There is some EU legislation proposal that may make things a bit better (social network interop), but given the outsized capital and power of internet companies i’m not holding my breath.




> you could chat with a Facebook friend from your Google Hangouts account

This was never true. There was an XMPP-speaking endpoint into Facebook's proprietary chat system, but it wasn't a S2S XMPP implementation and never federated with anything. It was useful for using FBChat in Adium or Pidgin, but not for talking to GChat XMPP users.


I don't know about Facebook but Google Talk was federated at some point [1].

[1] https://googletalk.blogspot.com/2006/01/xmpp-federation.html


Yep, Google's was. They never enabled server-to-server TLS, though, so GTalk was effectively cut off from the federated XMPP network after May 2014 when that became mandatory: https://blog.prosody.im/mandatory-encryption-on-xmpp-starts-...


Your friends provide you with the content, not Facebook. You only need Facebook now because you don’t have a 24/7 agent swapping content on your behalf and presenting it how you like it.


That’s a very good point. One line of thinking I’m interested in is social networking over email.

Everyone has email, so you could imagine a social networking app that’s just a thin layer over your email, and every interaction is encoded as an email being sent under the hood. Want to share a picture with your friends? Send an email. Someone wants to comment on it? They just send an email. Etc.

The main purpose of the app would be to offer a nice, device responsive, consistent presentation. Additionally if this were an open, documented standard, an entire ecosystem of “email apps” could emerge.

(Of course as far as your actual email account goes you’d want to auto archive the emails + not get notifications for them, but that’s easily configurable)


We could do all the same things on the web, so long as the standards are open. But that's exactly the problem - lock-in is how social networks make profits, so the largest ones (where most people already are) are also the least likely to support anything like this.


Separating presentation and content is one way to do it, but it's not the only way.

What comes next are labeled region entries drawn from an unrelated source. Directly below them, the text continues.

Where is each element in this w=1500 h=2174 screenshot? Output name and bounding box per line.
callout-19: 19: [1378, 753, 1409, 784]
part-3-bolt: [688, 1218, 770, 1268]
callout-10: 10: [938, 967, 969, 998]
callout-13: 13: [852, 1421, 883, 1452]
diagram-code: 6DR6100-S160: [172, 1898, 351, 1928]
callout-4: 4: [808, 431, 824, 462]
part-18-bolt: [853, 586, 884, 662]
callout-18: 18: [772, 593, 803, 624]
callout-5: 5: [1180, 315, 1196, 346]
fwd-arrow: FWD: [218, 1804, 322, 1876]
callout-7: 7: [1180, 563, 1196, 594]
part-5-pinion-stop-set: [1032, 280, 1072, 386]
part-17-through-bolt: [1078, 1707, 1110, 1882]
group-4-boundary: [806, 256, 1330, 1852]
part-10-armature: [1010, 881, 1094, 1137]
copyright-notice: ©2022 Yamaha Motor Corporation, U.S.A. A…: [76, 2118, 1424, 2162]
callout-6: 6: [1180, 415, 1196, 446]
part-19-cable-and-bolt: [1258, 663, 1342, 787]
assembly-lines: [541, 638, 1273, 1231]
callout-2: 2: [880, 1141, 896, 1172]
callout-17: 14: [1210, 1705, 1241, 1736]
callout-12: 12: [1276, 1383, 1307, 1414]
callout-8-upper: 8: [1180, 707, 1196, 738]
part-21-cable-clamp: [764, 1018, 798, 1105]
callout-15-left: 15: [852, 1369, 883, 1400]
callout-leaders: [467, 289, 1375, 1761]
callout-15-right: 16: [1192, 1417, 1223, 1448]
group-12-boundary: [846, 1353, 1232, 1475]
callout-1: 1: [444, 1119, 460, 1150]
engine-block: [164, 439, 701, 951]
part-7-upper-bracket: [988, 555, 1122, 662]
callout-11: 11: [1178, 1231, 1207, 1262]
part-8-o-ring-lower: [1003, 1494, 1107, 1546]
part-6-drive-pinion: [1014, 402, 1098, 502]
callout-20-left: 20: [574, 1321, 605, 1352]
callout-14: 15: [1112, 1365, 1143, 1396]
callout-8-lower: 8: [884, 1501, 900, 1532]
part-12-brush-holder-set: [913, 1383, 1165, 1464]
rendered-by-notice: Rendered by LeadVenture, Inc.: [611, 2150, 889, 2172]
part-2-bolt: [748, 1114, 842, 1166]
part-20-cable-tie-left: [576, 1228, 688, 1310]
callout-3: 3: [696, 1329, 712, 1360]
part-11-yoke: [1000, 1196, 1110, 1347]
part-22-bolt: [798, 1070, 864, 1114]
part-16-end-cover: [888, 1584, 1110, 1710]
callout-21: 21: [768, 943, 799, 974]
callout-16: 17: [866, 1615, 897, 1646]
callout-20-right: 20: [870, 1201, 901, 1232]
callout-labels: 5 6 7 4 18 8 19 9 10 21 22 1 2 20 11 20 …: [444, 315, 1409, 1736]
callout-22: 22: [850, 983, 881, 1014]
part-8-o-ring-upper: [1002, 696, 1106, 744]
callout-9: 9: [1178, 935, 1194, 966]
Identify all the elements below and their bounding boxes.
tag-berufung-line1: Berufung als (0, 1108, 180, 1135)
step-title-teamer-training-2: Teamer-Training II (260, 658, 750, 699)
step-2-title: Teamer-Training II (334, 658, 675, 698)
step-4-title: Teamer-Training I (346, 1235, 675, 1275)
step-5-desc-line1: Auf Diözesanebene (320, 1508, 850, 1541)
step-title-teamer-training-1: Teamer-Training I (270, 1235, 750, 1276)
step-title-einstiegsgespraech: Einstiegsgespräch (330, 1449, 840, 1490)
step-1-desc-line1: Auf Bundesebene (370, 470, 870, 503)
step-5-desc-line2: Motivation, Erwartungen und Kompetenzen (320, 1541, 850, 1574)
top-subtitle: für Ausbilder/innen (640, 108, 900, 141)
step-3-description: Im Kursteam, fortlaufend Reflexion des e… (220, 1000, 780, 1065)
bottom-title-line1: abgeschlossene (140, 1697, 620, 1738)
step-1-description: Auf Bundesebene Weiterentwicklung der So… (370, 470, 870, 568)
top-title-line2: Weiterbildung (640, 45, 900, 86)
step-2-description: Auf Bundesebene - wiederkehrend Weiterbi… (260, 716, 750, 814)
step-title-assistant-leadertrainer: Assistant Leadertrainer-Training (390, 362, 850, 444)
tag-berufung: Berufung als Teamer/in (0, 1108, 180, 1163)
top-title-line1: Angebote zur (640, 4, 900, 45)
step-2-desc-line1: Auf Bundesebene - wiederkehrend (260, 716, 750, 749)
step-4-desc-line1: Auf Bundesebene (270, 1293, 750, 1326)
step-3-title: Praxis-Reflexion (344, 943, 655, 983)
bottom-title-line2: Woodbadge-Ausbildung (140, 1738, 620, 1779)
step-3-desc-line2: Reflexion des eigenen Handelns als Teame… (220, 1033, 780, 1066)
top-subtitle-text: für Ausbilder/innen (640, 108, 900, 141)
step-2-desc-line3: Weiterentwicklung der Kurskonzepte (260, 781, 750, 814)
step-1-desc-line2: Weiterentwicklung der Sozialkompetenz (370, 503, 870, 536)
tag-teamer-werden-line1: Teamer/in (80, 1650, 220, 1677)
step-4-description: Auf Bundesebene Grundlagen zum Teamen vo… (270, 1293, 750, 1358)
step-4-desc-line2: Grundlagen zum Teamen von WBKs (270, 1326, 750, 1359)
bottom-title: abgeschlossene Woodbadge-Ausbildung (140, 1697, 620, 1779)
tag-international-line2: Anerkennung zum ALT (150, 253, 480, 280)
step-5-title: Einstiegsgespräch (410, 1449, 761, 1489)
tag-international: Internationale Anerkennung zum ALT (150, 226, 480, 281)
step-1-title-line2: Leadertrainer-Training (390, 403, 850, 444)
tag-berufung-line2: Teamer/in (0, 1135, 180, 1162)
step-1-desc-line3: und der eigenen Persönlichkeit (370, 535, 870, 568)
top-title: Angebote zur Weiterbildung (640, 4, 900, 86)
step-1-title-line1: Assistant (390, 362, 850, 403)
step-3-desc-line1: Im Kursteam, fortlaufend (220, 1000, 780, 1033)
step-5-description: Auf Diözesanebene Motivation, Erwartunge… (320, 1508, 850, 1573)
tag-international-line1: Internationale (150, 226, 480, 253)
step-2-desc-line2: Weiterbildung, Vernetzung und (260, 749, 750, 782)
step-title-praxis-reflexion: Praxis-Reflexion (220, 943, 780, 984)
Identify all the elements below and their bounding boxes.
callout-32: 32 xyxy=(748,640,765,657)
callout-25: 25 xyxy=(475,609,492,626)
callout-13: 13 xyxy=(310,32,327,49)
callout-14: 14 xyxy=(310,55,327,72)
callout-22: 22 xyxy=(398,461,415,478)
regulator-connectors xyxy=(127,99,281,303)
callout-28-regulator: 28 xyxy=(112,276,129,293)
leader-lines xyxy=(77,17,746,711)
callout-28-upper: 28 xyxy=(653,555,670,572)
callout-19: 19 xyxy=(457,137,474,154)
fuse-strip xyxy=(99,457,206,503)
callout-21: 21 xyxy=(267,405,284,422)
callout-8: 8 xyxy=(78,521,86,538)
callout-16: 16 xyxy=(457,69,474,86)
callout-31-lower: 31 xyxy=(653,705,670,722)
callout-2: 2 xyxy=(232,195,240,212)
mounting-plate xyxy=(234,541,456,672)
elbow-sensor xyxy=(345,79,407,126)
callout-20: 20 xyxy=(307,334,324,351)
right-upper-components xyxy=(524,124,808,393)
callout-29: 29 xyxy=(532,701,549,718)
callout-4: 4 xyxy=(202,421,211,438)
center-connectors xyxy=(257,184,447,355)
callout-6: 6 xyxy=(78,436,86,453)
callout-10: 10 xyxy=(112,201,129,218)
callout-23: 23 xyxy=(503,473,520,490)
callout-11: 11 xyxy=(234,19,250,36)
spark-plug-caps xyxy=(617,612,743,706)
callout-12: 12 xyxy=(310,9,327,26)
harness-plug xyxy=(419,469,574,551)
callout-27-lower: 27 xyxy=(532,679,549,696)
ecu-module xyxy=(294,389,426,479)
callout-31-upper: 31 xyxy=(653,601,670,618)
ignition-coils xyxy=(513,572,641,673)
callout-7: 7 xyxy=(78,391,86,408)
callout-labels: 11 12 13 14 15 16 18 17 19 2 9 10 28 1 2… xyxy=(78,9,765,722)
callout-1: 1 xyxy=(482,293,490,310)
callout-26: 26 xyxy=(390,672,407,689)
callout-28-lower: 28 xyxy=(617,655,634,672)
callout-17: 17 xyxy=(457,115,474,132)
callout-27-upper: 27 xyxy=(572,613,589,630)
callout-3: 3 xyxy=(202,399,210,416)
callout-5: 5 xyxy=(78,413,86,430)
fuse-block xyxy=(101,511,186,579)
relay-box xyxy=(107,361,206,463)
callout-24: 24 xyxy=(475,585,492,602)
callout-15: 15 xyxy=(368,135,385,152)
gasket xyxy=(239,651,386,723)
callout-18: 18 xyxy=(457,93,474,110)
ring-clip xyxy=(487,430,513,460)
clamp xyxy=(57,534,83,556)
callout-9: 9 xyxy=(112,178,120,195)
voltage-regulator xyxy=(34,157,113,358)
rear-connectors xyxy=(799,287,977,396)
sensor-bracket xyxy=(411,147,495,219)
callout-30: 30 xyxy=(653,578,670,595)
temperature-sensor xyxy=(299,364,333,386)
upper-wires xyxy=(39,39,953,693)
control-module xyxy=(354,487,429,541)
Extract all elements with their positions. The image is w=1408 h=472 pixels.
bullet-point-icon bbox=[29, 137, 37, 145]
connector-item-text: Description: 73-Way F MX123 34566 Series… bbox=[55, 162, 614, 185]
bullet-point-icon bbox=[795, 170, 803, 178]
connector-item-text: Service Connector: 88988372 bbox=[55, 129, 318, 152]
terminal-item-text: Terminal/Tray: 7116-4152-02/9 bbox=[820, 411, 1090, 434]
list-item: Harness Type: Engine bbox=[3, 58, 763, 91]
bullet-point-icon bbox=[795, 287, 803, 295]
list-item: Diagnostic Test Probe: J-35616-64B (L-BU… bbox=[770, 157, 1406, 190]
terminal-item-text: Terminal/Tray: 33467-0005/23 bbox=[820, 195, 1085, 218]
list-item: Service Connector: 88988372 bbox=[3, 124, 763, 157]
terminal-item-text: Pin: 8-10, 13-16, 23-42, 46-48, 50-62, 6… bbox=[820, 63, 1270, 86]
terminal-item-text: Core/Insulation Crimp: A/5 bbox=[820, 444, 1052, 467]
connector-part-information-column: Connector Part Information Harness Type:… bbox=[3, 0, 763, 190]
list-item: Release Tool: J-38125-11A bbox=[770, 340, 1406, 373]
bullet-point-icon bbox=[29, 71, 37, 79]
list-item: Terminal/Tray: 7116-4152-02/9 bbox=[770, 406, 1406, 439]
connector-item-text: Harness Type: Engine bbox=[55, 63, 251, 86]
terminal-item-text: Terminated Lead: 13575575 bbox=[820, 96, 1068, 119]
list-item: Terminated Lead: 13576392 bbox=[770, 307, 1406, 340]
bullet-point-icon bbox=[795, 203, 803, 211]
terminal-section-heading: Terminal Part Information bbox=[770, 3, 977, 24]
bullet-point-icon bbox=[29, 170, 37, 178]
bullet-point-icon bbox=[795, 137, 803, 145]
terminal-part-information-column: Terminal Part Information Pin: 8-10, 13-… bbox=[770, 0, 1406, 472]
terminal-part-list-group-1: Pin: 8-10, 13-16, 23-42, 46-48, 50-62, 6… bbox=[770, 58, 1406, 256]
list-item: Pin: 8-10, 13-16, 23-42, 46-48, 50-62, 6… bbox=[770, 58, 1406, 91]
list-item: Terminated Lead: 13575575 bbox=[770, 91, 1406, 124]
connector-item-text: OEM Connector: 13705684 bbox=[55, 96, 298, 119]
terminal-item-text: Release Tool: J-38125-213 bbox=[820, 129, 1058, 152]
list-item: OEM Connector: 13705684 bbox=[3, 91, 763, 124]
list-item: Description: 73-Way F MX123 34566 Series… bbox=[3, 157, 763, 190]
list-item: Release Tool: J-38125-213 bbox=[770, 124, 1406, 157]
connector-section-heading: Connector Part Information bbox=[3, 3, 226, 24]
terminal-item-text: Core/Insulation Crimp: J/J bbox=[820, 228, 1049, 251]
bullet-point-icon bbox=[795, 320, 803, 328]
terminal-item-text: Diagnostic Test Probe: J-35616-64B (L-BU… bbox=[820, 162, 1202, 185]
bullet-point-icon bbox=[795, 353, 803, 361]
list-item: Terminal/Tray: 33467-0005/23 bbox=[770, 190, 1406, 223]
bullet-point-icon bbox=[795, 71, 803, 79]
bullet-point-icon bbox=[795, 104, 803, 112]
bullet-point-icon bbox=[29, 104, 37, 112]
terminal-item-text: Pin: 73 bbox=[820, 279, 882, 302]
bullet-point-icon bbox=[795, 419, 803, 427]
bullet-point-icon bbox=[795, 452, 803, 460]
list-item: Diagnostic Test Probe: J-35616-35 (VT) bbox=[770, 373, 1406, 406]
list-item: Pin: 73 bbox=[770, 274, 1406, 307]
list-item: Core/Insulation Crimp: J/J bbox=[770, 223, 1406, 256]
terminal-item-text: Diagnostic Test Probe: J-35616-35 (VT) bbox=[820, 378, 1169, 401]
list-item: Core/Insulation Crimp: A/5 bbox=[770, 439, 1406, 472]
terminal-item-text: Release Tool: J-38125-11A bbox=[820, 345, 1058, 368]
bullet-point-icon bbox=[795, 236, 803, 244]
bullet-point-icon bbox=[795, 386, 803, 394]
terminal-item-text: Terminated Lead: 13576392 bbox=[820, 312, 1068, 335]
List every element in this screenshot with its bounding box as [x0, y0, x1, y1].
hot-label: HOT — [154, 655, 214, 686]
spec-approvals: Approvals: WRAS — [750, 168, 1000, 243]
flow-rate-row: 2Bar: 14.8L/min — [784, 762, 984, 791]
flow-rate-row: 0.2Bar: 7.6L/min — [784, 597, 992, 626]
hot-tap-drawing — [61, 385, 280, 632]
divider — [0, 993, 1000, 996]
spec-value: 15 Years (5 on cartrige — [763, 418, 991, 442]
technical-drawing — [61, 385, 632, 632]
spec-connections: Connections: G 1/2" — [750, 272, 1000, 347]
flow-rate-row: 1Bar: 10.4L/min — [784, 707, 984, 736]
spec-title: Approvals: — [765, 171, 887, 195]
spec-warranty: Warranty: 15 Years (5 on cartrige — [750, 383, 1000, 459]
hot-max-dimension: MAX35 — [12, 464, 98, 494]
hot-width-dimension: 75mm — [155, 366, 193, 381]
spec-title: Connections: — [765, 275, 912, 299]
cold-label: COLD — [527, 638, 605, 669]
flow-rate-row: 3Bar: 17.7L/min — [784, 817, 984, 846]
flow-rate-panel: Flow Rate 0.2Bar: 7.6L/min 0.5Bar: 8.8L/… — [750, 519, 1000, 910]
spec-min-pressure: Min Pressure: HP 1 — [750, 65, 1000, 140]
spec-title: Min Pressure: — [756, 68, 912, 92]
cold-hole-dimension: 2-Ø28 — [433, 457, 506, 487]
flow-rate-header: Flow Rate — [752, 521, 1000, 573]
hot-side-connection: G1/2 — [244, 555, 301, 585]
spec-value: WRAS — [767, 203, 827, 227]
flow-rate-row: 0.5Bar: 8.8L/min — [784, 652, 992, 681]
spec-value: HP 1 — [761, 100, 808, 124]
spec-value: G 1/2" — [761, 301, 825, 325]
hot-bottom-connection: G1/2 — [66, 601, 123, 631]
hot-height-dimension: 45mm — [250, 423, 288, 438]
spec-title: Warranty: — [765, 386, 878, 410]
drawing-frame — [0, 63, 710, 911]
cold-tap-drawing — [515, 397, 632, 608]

For example, Facebook could create some kind of plugin API that allows you to interpose your filtering/ranking code between their content and their presentation.

For example, maybe they give you a list of N possible main page feed items each with its own ID. Your code then returns an ordered list of M <= N IDs of the things that should go into your feed. That would allow you to filter out the ones you don't want and have the most interesting stuff displayed first. Facebook could display the M items you've chosen along with ads interspersed.

Something like that could run in the browser or Facebook could even allow you to host your algorithm in a sandbox on their servers if that helps performance. (Which means you trust them to actually run it, but you have to trust them on some basic things if you're going to use their service at all.)

In other words, changing the acoustics of the echo chamber doesn't mean you need to be the one implementing a big chunk of the system. You just need a way to exert control over the part you want to customize.


RSS is yet another example of separating content from presentation.


I don't see this as a bad thing. I experience this as a good thing.

The RSS feeds I subscribe to give me plenty of "presentation" or "branding". Logos, written descriptions [both short- and long-form], clear names of what I am subscribing to, URLs. Just the right amount for me, in fact; if I wanted to go to their website(s) for their particular buffet of blog posts, featured puff pieces on Page Five, twitter mentions, &c I can do that ... or not. I'm glad I don't have to if I don't want to, and all of these folks are more than able to drop into their RSS feed a "Please go here for our tour information with new stuff in our online shop" mention just as you are able to go straight to some website full of deep-thumping media flashing into your senses as you get to where you want to go instead of using RSS.


Agreed completely. RSS is an example of what content–presentation separation could be if we made it more prevalent across the web.

There seems to be a steady thread of this sentiment here on HN, yet over the years no one has quite cracked this nut. Solutions welcome!